I love this technique. It’s a reminder of the control we have over our fictional worlds, and a reminder to try different things, be creative, shake up the status quo. Just because you invented the status quo doesn’t mean it should stand. You might decide you liked the scene as it was, but it never hurts to play around.
I was introduced to the technique by a writing teacher of mine. I think I may be making some of this up, but I believe he said that one of his students had written a story in which a character is confronted by a wall. The character turns around. The end.
The teacher suggested that the writer have the character do something else, just to see how that might change the story. The student pushed back. The character couldn’t do anything else. There was a wall in his way.
Hoo boy. I’m sure you can think of other ways to go. If you’re game, don’t read any further. Now, jot down a list of stuff you think the character could do.

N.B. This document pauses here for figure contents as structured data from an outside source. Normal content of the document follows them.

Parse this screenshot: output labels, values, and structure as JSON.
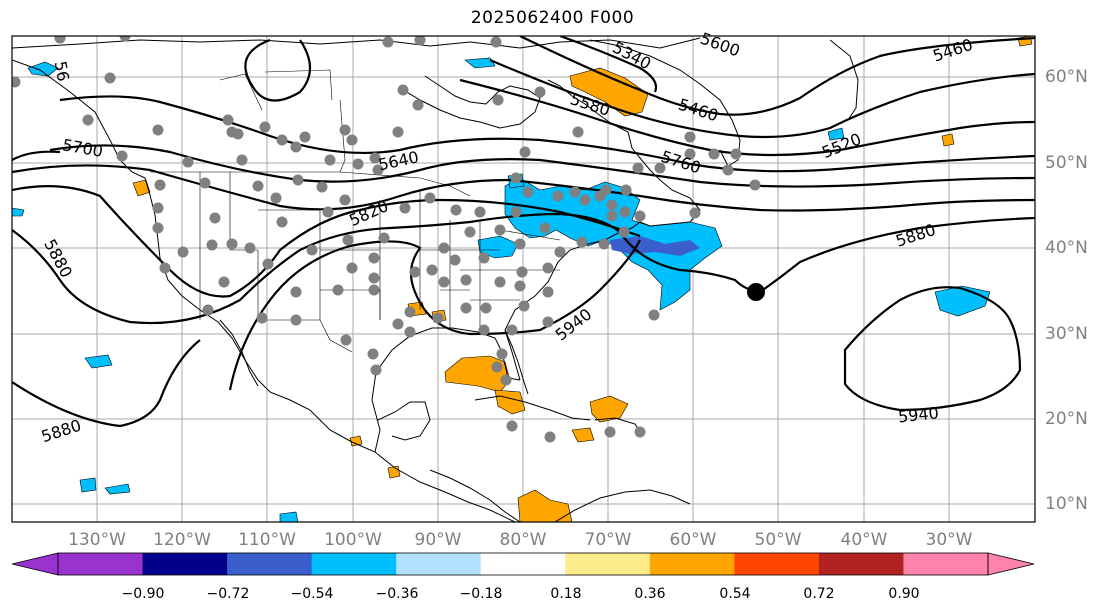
{
  "title": "2025062400 F000",
  "map": {
    "projection": "PlateCarree",
    "lon_labels": [
      "130°W",
      "120°W",
      "110°W",
      "100°W",
      "90°W",
      "80°W",
      "70°W",
      "60°W",
      "50°W",
      "40°W",
      "30°W"
    ],
    "lat_labels": [
      "60°N",
      "50°N",
      "40°N",
      "30°N",
      "20°N",
      "10°N"
    ],
    "contour_labels": [
      "5460",
      "5340",
      "5580",
      "5460",
      "5520",
      "5700",
      "5640",
      "5760",
      "5820",
      "5880",
      "5880",
      "5880",
      "5940",
      "5940",
      "5600",
      "56"
    ],
    "station_color": "#808080",
    "marker_color": "#000000",
    "positive_color": "#ffa500",
    "negative_color": "#00bfff"
  },
  "colorbar": {
    "colors": [
      "#9a32cd",
      "#00008b",
      "#3a5fcd",
      "#00bfff",
      "#b0e2ff",
      "#ffffff",
      "#ffec8b",
      "#ffa500",
      "#ff4500",
      "#b22222",
      "#ff82ab"
    ],
    "extend_low_color": "#9a32cd",
    "extend_high_color": "#ff82ab",
    "ticks": [
      "−0.90",
      "−0.72",
      "−0.54",
      "−0.36",
      "−0.18",
      "0.18",
      "0.36",
      "0.54",
      "0.72",
      "0.90"
    ]
  }
}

Wasn’t that fun? In case you were stumped, here are some things I think the character could do instead of just turning heel:
1) Climb over the wall
2) Go around the wall
3) Try to go around the wall and fail
4) Break through the wall
5) Try to break through the wall and fail
6) Think about doing 1-5, then change his or her mind and turn around after all
7) Turn around, change his or her mind, and then do any of 1-5
See? Writer’s block, get out of our way!